Oh Wifey, Wifey. If you could only hear what you say!

That's the "funny" part that's actually Bull$#!t.

My guess is that you wonder why the line "WriteLn(StrToDate(DateToStr(Now))" does not print a date but a number.
No sir, Wp. I wonder why I got the error that the format was wrong. That line was where I got the runtime error. That line didn't print on the console. You might have confused the output that Martin_fr showed. It seems to have worked on his computer, but not mine.
First of all: dates and floating point numbers are the same in Pascal. The date is the number of days past Dec 30 1899. The conversion function DateToStr(some_date) converts this number to a string formatted like a date (depending on details in your FormatSettings record). And StrToDate does the opposite: it takes a date-formatted string and converts it back to the count of days since Dec 30 1899.

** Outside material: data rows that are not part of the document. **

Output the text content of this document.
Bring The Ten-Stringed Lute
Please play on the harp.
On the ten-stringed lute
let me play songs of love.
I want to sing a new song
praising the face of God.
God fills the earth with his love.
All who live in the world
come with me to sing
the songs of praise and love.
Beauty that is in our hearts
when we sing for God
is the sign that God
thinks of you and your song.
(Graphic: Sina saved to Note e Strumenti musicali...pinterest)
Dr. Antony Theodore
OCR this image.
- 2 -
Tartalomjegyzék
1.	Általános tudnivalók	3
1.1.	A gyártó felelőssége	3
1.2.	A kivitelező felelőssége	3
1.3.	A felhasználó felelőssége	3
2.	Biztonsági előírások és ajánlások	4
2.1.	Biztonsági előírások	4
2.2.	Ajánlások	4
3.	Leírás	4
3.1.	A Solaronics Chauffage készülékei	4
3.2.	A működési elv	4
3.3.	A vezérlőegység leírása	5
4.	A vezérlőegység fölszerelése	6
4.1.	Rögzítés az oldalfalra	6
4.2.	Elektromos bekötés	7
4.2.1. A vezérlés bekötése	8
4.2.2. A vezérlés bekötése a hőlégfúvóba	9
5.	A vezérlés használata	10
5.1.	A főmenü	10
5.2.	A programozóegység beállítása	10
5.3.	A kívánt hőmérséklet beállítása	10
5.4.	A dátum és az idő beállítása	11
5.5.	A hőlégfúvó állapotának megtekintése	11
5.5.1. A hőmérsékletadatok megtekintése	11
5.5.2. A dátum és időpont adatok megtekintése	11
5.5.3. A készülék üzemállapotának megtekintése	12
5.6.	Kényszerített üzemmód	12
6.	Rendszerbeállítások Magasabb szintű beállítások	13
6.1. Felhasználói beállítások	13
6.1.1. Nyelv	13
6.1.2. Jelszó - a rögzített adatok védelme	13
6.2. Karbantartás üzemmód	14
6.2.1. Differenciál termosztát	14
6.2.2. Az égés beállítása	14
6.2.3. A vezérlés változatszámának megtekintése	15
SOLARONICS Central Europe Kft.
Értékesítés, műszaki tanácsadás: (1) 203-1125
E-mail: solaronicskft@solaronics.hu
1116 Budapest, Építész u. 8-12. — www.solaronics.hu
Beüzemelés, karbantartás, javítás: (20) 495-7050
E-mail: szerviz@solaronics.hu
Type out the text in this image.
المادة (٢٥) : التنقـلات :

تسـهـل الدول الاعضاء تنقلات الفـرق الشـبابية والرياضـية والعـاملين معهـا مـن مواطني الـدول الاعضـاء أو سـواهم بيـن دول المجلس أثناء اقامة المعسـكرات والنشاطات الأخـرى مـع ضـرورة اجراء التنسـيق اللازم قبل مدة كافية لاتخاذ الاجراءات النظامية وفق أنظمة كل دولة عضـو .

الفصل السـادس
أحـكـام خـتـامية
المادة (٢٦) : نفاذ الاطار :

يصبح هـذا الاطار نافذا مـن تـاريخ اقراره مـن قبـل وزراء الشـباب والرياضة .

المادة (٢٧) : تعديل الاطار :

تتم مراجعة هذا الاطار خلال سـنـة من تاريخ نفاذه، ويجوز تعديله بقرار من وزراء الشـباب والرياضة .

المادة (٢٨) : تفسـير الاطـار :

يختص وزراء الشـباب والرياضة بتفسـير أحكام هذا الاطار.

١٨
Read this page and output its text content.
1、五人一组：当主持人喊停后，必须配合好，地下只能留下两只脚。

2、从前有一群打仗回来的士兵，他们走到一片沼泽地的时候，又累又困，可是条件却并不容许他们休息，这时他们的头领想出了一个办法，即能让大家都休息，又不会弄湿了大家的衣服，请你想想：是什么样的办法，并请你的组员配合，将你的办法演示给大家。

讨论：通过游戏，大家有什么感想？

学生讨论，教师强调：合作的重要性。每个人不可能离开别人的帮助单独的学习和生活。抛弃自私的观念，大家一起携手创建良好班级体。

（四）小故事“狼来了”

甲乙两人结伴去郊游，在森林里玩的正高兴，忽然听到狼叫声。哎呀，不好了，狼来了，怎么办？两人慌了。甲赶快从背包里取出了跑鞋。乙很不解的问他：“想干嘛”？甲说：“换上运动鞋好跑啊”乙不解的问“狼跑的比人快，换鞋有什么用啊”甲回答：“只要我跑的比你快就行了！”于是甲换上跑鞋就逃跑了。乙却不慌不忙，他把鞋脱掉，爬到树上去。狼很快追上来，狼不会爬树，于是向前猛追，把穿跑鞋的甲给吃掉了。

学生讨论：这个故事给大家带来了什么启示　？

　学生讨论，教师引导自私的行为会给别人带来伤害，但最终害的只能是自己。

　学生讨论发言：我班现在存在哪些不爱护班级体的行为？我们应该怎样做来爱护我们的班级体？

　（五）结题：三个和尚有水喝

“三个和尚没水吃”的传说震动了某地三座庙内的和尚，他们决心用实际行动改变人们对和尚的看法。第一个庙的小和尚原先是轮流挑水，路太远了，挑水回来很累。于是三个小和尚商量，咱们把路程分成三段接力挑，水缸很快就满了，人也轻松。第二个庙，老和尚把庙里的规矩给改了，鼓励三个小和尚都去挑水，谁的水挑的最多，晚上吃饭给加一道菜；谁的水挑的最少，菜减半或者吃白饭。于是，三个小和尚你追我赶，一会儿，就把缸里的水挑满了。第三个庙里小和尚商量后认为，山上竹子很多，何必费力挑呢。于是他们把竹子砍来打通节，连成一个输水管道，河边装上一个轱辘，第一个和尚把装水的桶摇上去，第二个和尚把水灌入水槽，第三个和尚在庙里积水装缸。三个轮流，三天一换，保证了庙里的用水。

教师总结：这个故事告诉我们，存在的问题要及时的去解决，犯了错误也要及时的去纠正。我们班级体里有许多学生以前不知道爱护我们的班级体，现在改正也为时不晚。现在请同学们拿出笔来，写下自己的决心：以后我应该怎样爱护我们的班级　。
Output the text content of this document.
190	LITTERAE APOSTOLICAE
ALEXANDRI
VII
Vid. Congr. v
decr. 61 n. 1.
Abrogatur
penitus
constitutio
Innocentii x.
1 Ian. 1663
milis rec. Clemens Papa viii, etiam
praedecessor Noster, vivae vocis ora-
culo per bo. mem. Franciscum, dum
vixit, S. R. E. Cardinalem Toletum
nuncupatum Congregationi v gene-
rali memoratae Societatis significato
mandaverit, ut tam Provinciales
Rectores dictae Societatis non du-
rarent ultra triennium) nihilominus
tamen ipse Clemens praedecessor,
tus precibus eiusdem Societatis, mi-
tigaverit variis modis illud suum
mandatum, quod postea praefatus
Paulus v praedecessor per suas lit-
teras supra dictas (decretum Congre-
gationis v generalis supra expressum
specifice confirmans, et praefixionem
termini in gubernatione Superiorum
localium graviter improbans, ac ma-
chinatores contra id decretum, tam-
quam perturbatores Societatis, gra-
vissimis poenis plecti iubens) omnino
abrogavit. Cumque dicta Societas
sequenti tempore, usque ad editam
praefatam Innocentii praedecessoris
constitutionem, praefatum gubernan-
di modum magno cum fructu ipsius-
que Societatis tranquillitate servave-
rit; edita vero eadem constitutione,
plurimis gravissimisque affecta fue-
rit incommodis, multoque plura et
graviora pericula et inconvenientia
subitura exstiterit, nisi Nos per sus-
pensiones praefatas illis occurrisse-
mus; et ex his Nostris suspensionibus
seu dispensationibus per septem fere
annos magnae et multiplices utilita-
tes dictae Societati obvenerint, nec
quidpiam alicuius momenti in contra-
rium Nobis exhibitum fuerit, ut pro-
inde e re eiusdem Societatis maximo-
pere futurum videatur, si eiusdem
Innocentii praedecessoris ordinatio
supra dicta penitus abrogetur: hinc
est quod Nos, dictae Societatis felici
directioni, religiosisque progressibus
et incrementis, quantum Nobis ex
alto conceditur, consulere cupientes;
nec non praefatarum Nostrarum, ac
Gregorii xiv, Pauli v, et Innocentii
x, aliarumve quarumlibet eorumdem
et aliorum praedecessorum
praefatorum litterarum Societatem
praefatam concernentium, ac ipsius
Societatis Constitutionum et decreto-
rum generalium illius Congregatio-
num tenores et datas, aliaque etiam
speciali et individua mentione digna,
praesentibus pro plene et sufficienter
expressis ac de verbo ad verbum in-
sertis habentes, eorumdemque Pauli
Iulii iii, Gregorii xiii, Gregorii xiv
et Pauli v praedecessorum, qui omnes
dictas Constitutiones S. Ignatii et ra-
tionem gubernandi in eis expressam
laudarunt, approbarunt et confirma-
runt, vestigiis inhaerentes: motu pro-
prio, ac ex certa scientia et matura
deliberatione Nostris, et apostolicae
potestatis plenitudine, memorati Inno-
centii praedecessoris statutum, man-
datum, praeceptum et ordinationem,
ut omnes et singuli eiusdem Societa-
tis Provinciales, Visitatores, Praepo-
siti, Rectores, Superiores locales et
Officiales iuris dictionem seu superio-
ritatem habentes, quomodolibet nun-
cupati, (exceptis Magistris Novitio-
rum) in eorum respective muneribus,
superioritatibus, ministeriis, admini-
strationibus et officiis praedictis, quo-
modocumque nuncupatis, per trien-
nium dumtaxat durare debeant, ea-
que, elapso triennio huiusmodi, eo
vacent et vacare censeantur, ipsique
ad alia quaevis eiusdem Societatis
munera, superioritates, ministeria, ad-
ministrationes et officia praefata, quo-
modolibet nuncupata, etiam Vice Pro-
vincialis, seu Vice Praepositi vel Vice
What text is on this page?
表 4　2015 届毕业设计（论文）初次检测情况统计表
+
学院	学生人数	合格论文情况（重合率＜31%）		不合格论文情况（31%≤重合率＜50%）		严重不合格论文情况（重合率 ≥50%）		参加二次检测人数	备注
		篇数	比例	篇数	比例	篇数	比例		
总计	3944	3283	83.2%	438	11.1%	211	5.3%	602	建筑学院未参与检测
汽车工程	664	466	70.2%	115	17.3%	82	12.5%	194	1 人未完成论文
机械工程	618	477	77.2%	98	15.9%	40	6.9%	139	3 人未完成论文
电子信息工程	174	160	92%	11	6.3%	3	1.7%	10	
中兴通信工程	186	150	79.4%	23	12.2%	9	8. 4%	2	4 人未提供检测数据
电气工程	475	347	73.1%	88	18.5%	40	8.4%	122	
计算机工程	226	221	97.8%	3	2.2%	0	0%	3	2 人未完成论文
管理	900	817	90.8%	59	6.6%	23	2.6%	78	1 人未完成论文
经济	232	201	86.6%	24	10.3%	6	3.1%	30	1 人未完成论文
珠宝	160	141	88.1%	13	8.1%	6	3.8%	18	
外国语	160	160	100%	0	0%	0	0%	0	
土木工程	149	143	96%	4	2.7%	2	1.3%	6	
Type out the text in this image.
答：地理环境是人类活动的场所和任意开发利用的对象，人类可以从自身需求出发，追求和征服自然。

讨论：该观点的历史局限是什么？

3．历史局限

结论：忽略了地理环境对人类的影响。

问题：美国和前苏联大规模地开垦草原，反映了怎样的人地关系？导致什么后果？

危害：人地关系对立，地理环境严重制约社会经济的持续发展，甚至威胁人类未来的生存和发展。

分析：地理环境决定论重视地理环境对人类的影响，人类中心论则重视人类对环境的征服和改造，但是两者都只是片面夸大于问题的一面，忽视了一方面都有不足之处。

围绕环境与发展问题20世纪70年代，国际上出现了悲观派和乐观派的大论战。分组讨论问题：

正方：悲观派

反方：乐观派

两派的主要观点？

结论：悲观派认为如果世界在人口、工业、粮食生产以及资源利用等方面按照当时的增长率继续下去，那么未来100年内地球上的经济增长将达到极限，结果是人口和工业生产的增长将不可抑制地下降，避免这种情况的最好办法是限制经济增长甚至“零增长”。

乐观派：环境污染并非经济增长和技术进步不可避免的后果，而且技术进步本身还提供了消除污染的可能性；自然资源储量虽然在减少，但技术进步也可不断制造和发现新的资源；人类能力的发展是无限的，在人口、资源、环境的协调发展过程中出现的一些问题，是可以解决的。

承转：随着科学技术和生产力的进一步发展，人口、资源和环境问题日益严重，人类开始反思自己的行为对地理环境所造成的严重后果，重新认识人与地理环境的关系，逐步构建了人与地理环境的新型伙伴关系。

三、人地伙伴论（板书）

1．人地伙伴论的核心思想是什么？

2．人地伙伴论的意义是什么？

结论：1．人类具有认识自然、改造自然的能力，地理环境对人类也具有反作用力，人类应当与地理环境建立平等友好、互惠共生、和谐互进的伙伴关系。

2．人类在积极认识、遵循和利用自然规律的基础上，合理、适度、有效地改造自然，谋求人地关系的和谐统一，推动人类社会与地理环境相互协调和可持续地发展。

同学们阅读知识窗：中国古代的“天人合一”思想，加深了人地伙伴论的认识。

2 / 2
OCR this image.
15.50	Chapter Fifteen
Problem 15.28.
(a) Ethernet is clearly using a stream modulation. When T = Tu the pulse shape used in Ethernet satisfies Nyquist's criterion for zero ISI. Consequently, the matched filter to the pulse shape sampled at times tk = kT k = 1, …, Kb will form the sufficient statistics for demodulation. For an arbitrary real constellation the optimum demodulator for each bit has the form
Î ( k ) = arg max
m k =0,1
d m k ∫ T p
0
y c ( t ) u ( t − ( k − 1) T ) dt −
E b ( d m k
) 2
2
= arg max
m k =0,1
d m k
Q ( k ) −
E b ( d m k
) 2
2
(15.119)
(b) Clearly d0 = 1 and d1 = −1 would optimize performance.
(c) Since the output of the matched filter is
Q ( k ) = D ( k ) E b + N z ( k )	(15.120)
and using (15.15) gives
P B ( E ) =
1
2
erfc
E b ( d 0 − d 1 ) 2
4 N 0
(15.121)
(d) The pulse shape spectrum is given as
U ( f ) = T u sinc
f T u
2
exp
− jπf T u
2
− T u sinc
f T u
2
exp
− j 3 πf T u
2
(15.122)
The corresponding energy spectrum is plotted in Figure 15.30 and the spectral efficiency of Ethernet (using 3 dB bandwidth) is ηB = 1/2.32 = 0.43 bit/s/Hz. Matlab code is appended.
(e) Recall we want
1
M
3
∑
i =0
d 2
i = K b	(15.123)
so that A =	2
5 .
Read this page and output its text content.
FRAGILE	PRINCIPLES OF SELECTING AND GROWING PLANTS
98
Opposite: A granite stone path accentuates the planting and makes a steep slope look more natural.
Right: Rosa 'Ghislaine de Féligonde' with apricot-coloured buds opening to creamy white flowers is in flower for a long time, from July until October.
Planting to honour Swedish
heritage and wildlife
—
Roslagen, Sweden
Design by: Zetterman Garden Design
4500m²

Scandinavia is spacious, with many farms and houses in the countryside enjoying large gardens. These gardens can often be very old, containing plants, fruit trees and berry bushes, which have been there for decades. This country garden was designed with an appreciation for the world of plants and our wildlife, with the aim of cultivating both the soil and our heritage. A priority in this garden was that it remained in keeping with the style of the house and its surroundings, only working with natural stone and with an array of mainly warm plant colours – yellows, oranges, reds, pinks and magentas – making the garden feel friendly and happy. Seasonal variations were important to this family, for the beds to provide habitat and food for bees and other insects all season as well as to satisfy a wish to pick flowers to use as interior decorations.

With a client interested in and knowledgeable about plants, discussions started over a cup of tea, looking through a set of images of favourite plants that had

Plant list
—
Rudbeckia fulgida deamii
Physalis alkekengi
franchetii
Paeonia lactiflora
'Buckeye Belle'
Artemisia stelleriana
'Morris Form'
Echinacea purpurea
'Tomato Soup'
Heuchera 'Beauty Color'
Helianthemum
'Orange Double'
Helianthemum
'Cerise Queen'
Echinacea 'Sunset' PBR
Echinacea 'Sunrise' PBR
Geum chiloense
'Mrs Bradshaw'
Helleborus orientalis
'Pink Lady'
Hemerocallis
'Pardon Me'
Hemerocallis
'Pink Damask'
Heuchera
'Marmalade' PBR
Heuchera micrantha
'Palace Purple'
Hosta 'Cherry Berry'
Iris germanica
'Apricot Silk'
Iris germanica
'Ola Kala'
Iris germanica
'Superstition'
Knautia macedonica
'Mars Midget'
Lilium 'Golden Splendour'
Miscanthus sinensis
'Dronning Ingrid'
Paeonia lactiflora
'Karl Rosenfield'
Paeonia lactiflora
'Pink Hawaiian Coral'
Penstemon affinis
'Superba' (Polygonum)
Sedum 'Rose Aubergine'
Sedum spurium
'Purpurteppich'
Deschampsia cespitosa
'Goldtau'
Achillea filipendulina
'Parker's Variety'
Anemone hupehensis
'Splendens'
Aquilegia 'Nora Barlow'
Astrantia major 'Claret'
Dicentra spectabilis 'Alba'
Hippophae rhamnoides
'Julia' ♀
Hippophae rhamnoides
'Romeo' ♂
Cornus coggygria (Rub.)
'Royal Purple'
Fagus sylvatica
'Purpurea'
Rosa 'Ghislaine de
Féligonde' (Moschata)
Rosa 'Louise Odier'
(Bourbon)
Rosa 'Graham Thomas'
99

The instruction "WriteLn(StrToDate(DateToStr(Now))" consists of four parts which are executed from the inside to the outside:
/1/ Now: determines the current date (and time) - always rember: as number of days sincd Dec 30 1899. This, for today, the value 44951. (The fractional part, BTW, represents the time between 0:00 and 24:00 - I am ignoring it here).
/2/ DateToStr(...): converts that day count to a nicely formatted date string, in your case probably '01/24/2023'
/3/ StrToDate(...): takes that date string and converts it back to date - but remember: date is just a number! So, the result is 44951
/4/ WriteLn(...): Prints this number. OK, since it is a floating point value the standard WriteLn() prints it in exponential notation. Nothing mystic here!
Yes, I know I ask a lot of questions here, But this I know.
The output of this sequence is absolutely correct.
Nope. It's not correct. It's also not incorrect. It's nothing, since it didn't even execute the line.
Your post is very confusing and it is not clear what the problem is.
And Here I will concede. You are correct. I included one thing that was irrelevant (the assembler dialog) when I should have taken the screenshot with the actual error message. My mistake. Had I included the error message, I believe it might not have been confusing.